In 1976, H1N1 “swine flu” appeared, and a large-scale effort to immunize as many Americans as possible was launched. However, the anticipated levels of disease did not appear, and an epidemic of paralytic Guillain-Barré syndrome in recipients of vaccine led to the program’s cancellation. An analysis in 1977 by the CDC concluded that influenza control had been “generally ineffective” and that statistically valid community trials were needed.
In 1995, a major review from the US Food and Drug Administration acknowledged the ongoing “paucity of randomized trials” and warned about serious methodological flaws in many existing flu vaccine studies.
In 2000, the CDC performed a placebo-controlled trial and found that “vaccination [when compared to placebo] may not provide overall economic benefit in most years”.
Nonetheless, in 2004, the AAP recommended annual influenza immunization for young children, household contacts, and healthcare providers.

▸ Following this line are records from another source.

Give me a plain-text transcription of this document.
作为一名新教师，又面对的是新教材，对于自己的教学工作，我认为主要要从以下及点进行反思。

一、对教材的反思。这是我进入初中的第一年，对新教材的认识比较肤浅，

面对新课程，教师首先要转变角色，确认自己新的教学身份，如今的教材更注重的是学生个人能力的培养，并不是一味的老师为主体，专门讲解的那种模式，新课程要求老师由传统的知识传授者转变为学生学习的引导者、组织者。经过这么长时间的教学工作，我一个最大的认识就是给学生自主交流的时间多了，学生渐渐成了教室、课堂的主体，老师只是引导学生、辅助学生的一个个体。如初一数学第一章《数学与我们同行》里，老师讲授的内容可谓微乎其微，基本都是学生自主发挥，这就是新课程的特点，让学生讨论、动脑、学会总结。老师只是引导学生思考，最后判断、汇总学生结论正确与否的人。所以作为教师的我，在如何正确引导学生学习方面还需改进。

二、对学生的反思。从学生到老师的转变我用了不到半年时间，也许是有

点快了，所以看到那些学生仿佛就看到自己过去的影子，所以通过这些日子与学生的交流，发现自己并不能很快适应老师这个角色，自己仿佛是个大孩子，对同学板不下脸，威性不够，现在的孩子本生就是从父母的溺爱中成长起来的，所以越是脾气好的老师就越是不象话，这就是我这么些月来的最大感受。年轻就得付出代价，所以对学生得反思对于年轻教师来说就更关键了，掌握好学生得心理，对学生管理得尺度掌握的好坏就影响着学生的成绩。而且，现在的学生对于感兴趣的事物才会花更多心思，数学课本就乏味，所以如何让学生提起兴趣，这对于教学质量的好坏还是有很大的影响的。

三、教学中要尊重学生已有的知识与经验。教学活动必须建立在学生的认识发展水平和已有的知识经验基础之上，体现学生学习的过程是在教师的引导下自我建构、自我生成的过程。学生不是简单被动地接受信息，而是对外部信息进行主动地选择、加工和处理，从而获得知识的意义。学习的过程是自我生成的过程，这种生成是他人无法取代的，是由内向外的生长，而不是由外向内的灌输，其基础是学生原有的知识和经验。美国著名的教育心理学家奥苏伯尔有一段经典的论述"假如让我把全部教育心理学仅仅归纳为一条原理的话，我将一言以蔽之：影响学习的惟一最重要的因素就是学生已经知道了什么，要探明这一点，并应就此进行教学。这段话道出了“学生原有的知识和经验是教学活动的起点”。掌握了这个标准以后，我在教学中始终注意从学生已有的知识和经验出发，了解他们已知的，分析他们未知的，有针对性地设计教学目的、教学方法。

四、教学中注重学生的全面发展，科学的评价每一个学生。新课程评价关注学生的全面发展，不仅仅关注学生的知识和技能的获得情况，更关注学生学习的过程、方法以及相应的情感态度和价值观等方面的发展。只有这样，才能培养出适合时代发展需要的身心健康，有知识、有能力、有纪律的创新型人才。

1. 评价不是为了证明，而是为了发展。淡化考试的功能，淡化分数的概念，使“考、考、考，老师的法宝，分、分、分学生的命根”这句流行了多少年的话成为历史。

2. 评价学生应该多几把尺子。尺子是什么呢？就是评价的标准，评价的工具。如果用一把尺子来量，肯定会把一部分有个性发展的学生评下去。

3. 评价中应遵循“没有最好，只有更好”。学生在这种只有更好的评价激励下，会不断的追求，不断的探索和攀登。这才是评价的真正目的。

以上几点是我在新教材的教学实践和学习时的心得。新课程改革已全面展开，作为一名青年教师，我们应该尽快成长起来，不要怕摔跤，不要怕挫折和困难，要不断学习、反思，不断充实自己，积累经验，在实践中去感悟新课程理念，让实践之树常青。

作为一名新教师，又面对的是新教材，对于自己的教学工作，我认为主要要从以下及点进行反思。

Vaccination coverage recommendations continued to expand, and now during every flu season, we watch commercials by retail pharmacies telling us about the importance of getting the flu shot.
Summing Up the Data
A 2012 systematic review and meta-analysis examined the efficacy and effectiveness of licensed influenza vaccines in patients with confirmed influenza illness. The authors confirmed that the original “recommendation to vaccinate the elderly was made without data for vaccine efficacy or effectiveness.” The main message was that we need a better vaccine and better studies to demonstrate its effectiveness.
Despite the lack of high-quality data supporting the value of the flu shot, widespread vaccination policy might still be reasonable if observational studies consistently showed a benefit. However, the observational studies cited by flu shot proponents are frequently flawed. In many studies, relevant clinical outcomes are ignored in favour of immunogenicity (ie, the ability to elicit an antibody response). “Influenza-like illness” (ie, cold symptoms) is frequently measured instead of serious outcomes, such as pneumonia or death. When these more serious outcomes are examined, there is often a failure to control for healthy user bias—the propensity for healthier people to do such things as receive annual check-ups, eat healthier foods, and get the flu shot. So, although it’s true that people who get flu shots live longer, it may have nothing to do with actually getting the flu shot.
A 2005 study of a 33-season, national data set attempted to reconcile the reduced all-cause morbidity and mortality found in some observational studies of influenza vaccination with the fact that “national influenza mortality rates among seniors increased in the 1980s and 1990s as the senior vaccination coverage quadrupled.” In this study, the authors conclude that:
“[Our] estimates, which provide the best available national estimates of the fraction of all winter deaths that are specifically attributable to influenza, show that the observational studies must overstate the mortality benefits of the vaccine…[even during two pandemic seasons] the estimated influenza-related mortality was probably very close to what would have occurred had no vaccine been available.”
Influenza vaccination now supersedes many other priorities of public health (such as obesity, illiteracy, and high school dropout), and we question whether so much time, effort, and money should be dedicated to flu vaccination while these other national healthcare priorities remain on the back burner.